Ama AK Parti iktidarının, yeni hâkim ve savcı alma teşebbüsü sürekli Danıştay engeline takıldı. 1934'ten beri Adalet Bakanlığı tarafından mülâkat yapılmasına rağmen, 2006'da Danıştay, mülâkatla alınan hâkim ve savcıların alımının yürütmesini durdurdu. Bakanlık, İdari Dava Daireleri Genel Kurulu'na başvurdu. Kurul, "Sınavın bakanlıkça yapılması mevzuata uygundur; ancak kanun anayasaya aykırıdır" dedi. Anayasa Mahkemesi, kanunun anayasaya aykırı olmadığı hükmünü verdi. Bu defa, İdari Dava Daireleri Genel Kurulu, "Kanun anayasaya uygun olsa dahi, mülâkat sübjektiftir" gerekçesiyle yürütmeyi durdurdu. Adalet Bakanlığı mülâkatın ağırlığını % 30'a düşürdü. Mülâkat heyetine Yargıtay ve Danıştay'dan birer üye girdi. Mülâkatta uygulanan kriterler açıklığa kavuşturuldu. Bu sefer de, ÖSYM'nin yazılı sınavı değerlendirme yöntemine (standart sapma yöntemine ) karşı çıkan YARSAV'ın talebi, Danıştay 12. Dairesi tarafından kabul edildi. Daire, yürütmeyi durdurma kararı verdi. ÖSYM, yazılı sınav değerlendirme yöntemini değiştirdi. 2009 ve 2010'da ise, mülâkat kameraya kaydedilmediği için, hâkim ve savcı alımları Danıştay tarafından engellendi. Bakanlığın 2009'da yaptığı itiraz, 2 yıldır sonuca bağlanmıyor.

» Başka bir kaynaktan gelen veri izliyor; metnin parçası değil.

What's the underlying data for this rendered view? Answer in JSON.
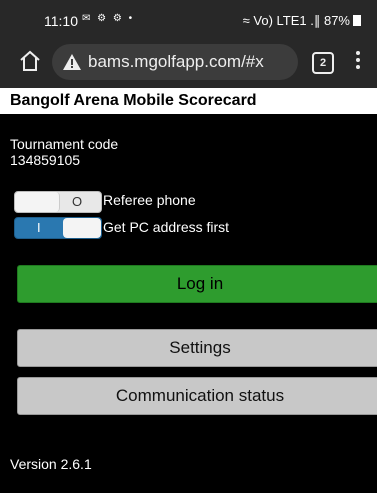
{
  "statusbar": {
    "time": "11:10",
    "icons": "✉ ⚙ ⚙ •",
    "signal": "≈ Vo) LTE1 .∥",
    "battery": "87%"
  },
  "browser": {
    "url": "bams.mgolfapp.com/#x",
    "tab_count": "2"
  },
  "app": {
    "title": "Bangolf Arena Mobile Scorecard",
    "tournament_code_label": "Tournament code",
    "tournament_code_value": "134859105",
    "toggles": [
      {
        "state_text": "O",
        "label": "Referee phone",
        "on": false
      },
      {
        "state_text": "I",
        "label": "Get PC address first",
        "on": true
      }
    ],
    "buttons": {
      "login": "Log in",
      "settings": "Settings",
      "communication": "Communication status"
    },
    "version": "Version 2.6.1"
  },
  "colors": {
    "login_button": "#2e9c2e",
    "toggle_on": "#2a78b0",
    "grey_button": "#c8c8c8"
  }
}
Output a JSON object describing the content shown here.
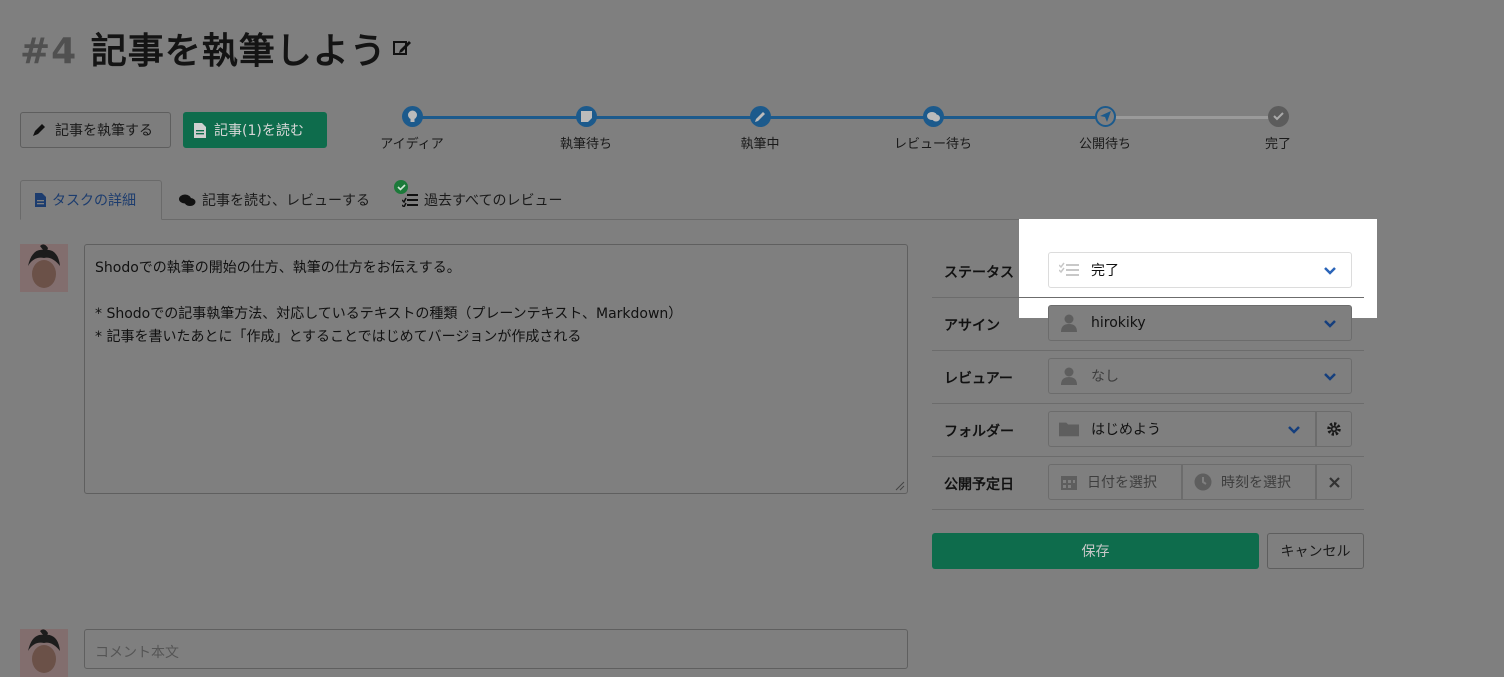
{
  "page": {
    "title_number": "#4",
    "title_text": "記事を執筆しよう"
  },
  "actions": {
    "write_label": "記事を執筆する",
    "read_label": "記事(1)を読む"
  },
  "workflow": {
    "steps": [
      "アイディア",
      "執筆待ち",
      "執筆中",
      "レビュー待ち",
      "公開待ち",
      "完了"
    ],
    "completed_through": 5
  },
  "tabs": {
    "details": "タスクの詳細",
    "read_review": "記事を読む、レビューする",
    "all_reviews": "過去すべてのレビュー"
  },
  "description": {
    "lines": [
      "Shodoでの執筆の開始の仕方、執筆の仕方をお伝えする。",
      "",
      "* Shodoでの記事執筆方法、対応しているテキストの種類（プレーンテキスト、Markdown）",
      "* 記事を書いたあとに「作成」とすることではじめてバージョンが作成される"
    ]
  },
  "comment": {
    "placeholder": "コメント本文"
  },
  "fields": {
    "status": {
      "label": "ステータス",
      "value": "完了"
    },
    "assign": {
      "label": "アサイン",
      "value": "hirokiky"
    },
    "reviewer": {
      "label": "レビュアー",
      "value": "なし"
    },
    "folder": {
      "label": "フォルダー",
      "value": "はじめよう"
    },
    "publish_date": {
      "label": "公開予定日",
      "date_placeholder": "日付を選択",
      "time_placeholder": "時刻を選択"
    }
  },
  "buttons": {
    "save": "保存",
    "cancel": "キャンセル"
  },
  "colors": {
    "accent": "#0e6c4c",
    "step_active": "#1c5a8c",
    "overlay_bg": "#7f7f7f"
  },
  "icons": [
    "edit-icon",
    "pen-icon",
    "file-icon",
    "lightbulb-icon",
    "note-icon",
    "pencil-icon",
    "comments-icon",
    "send-icon",
    "check-icon",
    "tasks-icon",
    "user-icon",
    "folder-icon",
    "gear-icon",
    "calendar-icon",
    "clock-icon",
    "close-icon",
    "chevron-down-icon"
  ]
}
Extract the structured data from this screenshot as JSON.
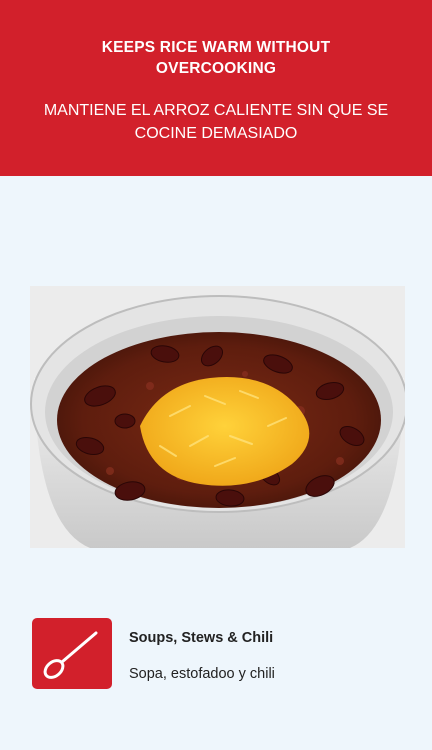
{
  "banner": {
    "title": "KEEPS RICE WARM WITHOUT OVERCOOKING",
    "subtitle": "MANTIENE EL ARROZ CALIENTE SIN QUE SE COCINE DEMASIADO"
  },
  "photo": {
    "subject": "chili-bowl-photo"
  },
  "feature": {
    "icon": "spoon-icon",
    "title": "Soups, Stews & Chili",
    "subtitle": "Sopa, estofadoo y chili"
  },
  "colors": {
    "brand_red": "#d2202b",
    "page_background": "#eef6fc",
    "text_dark": "#222222"
  }
}
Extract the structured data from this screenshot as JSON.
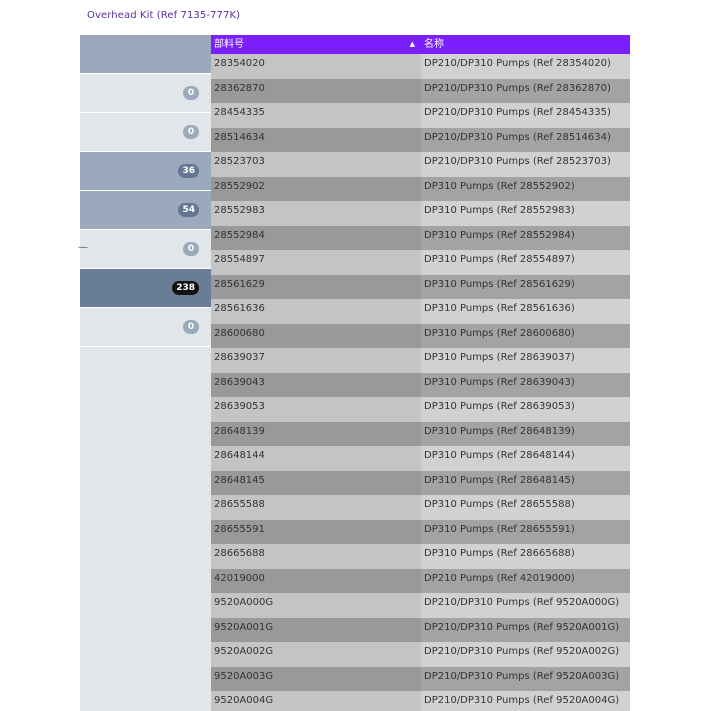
{
  "breadcrumb": "Overhead Kit (Ref 7135-777K)",
  "sidebar": {
    "items": [
      {
        "label": "",
        "badge": "",
        "shade": "mid",
        "badge_style": ""
      },
      {
        "label": "",
        "badge": "0",
        "shade": "light",
        "badge_style": "light"
      },
      {
        "label": "",
        "badge": "0",
        "shade": "light",
        "badge_style": "light"
      },
      {
        "label": "",
        "badge": "36",
        "shade": "mid",
        "badge_style": "mid"
      },
      {
        "label": "",
        "badge": "54",
        "shade": "mid",
        "badge_style": "mid"
      },
      {
        "label": "—",
        "badge": "0",
        "shade": "light",
        "badge_style": "light"
      },
      {
        "label": "",
        "badge": "238",
        "shade": "dark",
        "badge_style": "dark"
      },
      {
        "label": "",
        "badge": "0",
        "shade": "light",
        "badge_style": "light"
      }
    ]
  },
  "grid": {
    "headers": {
      "part": "部料号",
      "name": "名称"
    },
    "rows": [
      {
        "part": "28354020",
        "name": "DP210/DP310 Pumps (Ref 28354020)"
      },
      {
        "part": "28362870",
        "name": "DP210/DP310 Pumps (Ref 28362870)"
      },
      {
        "part": "28454335",
        "name": "DP210/DP310 Pumps (Ref 28454335)"
      },
      {
        "part": "28514634",
        "name": "DP210/DP310 Pumps (Ref 28514634)"
      },
      {
        "part": "28523703",
        "name": "DP210/DP310 Pumps (Ref 28523703)"
      },
      {
        "part": "28552902",
        "name": "DP310 Pumps (Ref 28552902)"
      },
      {
        "part": "28552983",
        "name": "DP310 Pumps (Ref 28552983)"
      },
      {
        "part": "28552984",
        "name": "DP310 Pumps (Ref 28552984)"
      },
      {
        "part": "28554897",
        "name": "DP310 Pumps (Ref 28554897)"
      },
      {
        "part": "28561629",
        "name": "DP310 Pumps (Ref 28561629)"
      },
      {
        "part": "28561636",
        "name": "DP310 Pumps (Ref 28561636)"
      },
      {
        "part": "28600680",
        "name": "DP310 Pumps (Ref 28600680)"
      },
      {
        "part": "28639037",
        "name": "DP310 Pumps (Ref 28639037)"
      },
      {
        "part": "28639043",
        "name": "DP310 Pumps (Ref 28639043)"
      },
      {
        "part": "28639053",
        "name": "DP310 Pumps (Ref 28639053)"
      },
      {
        "part": "28648139",
        "name": "DP310 Pumps (Ref 28648139)"
      },
      {
        "part": "28648144",
        "name": "DP310 Pumps (Ref 28648144)"
      },
      {
        "part": "28648145",
        "name": "DP310 Pumps (Ref 28648145)"
      },
      {
        "part": "28655588",
        "name": "DP310 Pumps (Ref 28655588)"
      },
      {
        "part": "28655591",
        "name": "DP310 Pumps (Ref 28655591)"
      },
      {
        "part": "28665688",
        "name": "DP310 Pumps (Ref 28665688)"
      },
      {
        "part": "42019000",
        "name": "DP210 Pumps (Ref 42019000)"
      },
      {
        "part": "9520A000G",
        "name": "DP210/DP310 Pumps (Ref 9520A000G)"
      },
      {
        "part": "9520A001G",
        "name": "DP210/DP310 Pumps (Ref 9520A001G)"
      },
      {
        "part": "9520A002G",
        "name": "DP210/DP310 Pumps (Ref 9520A002G)"
      },
      {
        "part": "9520A003G",
        "name": "DP210/DP310 Pumps (Ref 9520A003G)"
      },
      {
        "part": "9520A004G",
        "name": "DP210/DP310 Pumps (Ref 9520A004G)"
      }
    ]
  }
}
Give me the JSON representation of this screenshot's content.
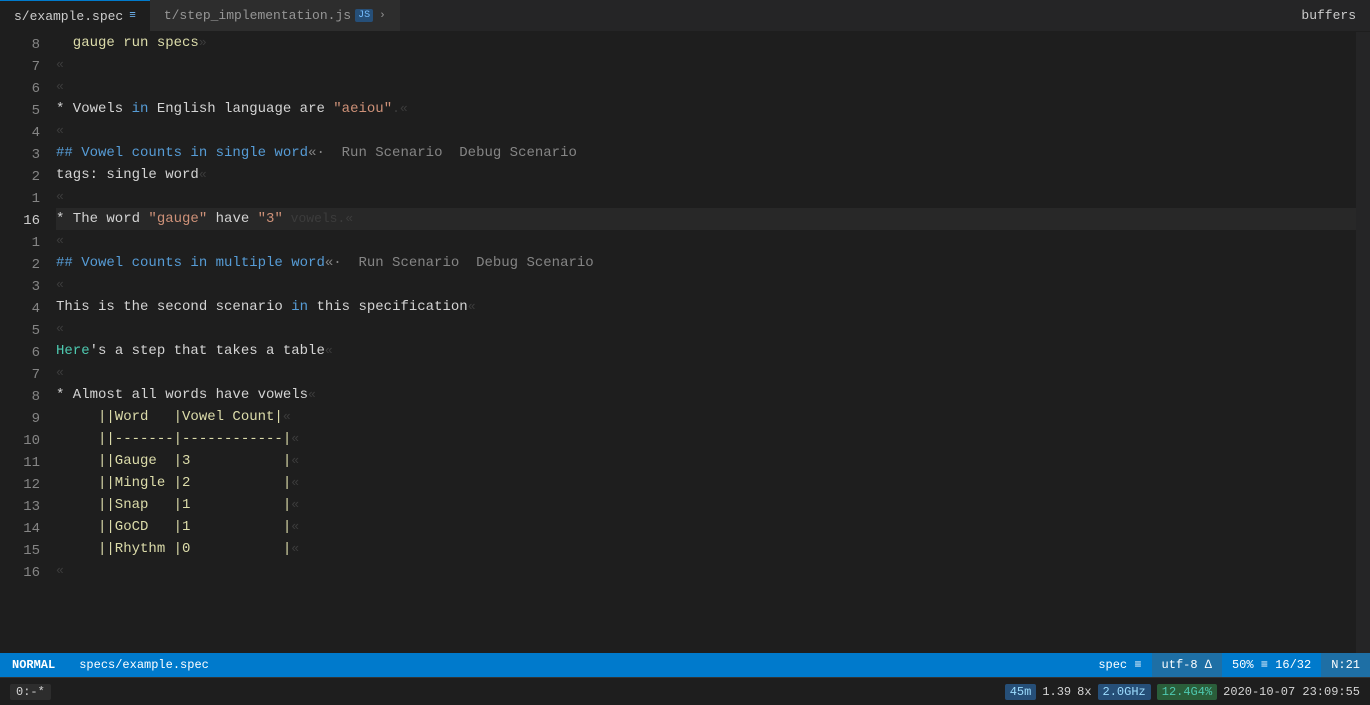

Peki neden askeriyeye mülâkatla eleman alınırken kamera şartı koşulmuyor? Hâkim ya da savcı adaylığına kabul edilmeyen kişi, Danıştay'a başvurduğunda, -mukayese imkânı vermek için- diğer adayların kamera kaydını da Yüksek Yargı'ya iletmek zorunda kalmaz mı? Bu durumda, sözlü sınavı, imtihan heyeti değil, Danıştay yapmış olacak. Bu nasıl iş!